Janet Protasiewicz, left, celebrates with Supreme Court Justice Ann Walsh Bradley before being sworn in as a Wisconsin Supreme Court justice, credit Morry Gash, AP

Psychologists tell us that bad players engage in projection in order to shift blame for their own misdeeds onto others. That was certainly the case in the Badger State this week, when a spokesperson for the beleaguered Republican Party of Wisconsin tried to suggest that the ascendance of a liberal majority on the state’s Supreme Court— which was completed on Tuesday with the swearing-in of newly-elected Justice Janet Protasiewicz—would lead to “an era of hyper-partisanship brought on by Protasiewicz and her allies as they use the courts to implement their partisan policy agenda.”

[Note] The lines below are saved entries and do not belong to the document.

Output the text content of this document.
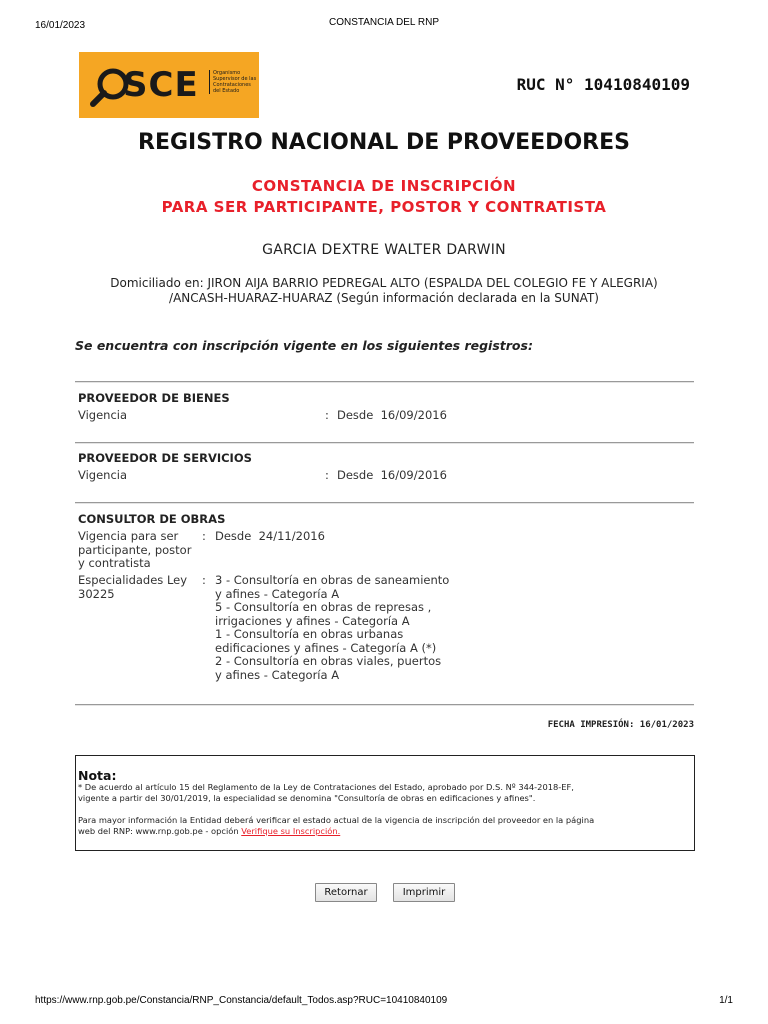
16/01/2023	CONSTANCIA DEL RNP
SCE	Organismo Supervisor de las Contrataciones del Estado	RUC N° 10410840109
REGISTRO NACIONAL DE PROVEEDORES
CONSTANCIA DE INSCRIPCIÓN
PARA SER PARTICIPANTE, POSTOR Y CONTRATISTA
GARCIA DEXTRE WALTER DARWIN
Domiciliado en: JIRON AIJA BARRIO PEDREGAL ALTO (ESPALDA DEL COLEGIO FE Y ALEGRIA)
/ANCASH-HUARAZ-HUARAZ (Según información declarada en la SUNAT)
Se encuentra con inscripción vigente en los siguientes registros:
PROVEEDOR DE BIENES
Vigencia	: Desde  16/09/2016
PROVEEDOR DE SERVICIOS
Vigencia	: Desde  16/09/2016
CONSULTOR DE OBRAS
Vigencia para ser
participante, postor
y contratista
: Desde  24/11/2016
Especialidades Ley
30225
: 3 - Consultoría en obras de saneamiento
y afines - Categoría A
5 - Consultoría en obras de represas ,
irrigaciones y afines - Categoría A
1 - Consultoría en obras urbanas
edificaciones y afines - Categoría A (*)
2 - Consultoría en obras viales, puertos
y afines - Categoría A
FECHA IMPRESIÓN: 16/01/2023
Nota:
* De acuerdo al artículo 15 del Reglamento de la Ley de Contrataciones del Estado, aprobado por D.S. Nº 344-2018-EF,
vigente a partir del 30/01/2019, la especialidad se denomina "Consultoría de obras en edificaciones y afines".
Para mayor información la Entidad deberá verificar el estado actual de la vigencia de inscripción del proveedor en la página
web del RNP: www.rnp.gob.pe - opción Verifique su Inscripción.
Retornar	Imprimir
https://www.rnp.gob.pe/Constancia/RNP_Constancia/default_Todos.asp?RUC=10410840109	1/1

In fact, the new 4-3 bloc on the highest court of the nation’s most contentious battleground state is in a position to finally bring an end to the era of extremism that kicked off more than a decade ago, when a conservative majority made the court an extension of rigidly right-wing Republican Governor Scott Walker. Throughout Walker’s eight-year tenure as a fiercely anti-union and pro-corporate governor, the court upheld even his most radical and lawless moves. And after Walker’s defeat in 2018, the court continued to do the bidding of the Republicans who control the state legislature—most recently by maintaining radically gerrymandered legislative district lines that tip the balance in favor of GOP candidates, and by regularly sustaining Republican assaults on voting rights and democracy itself.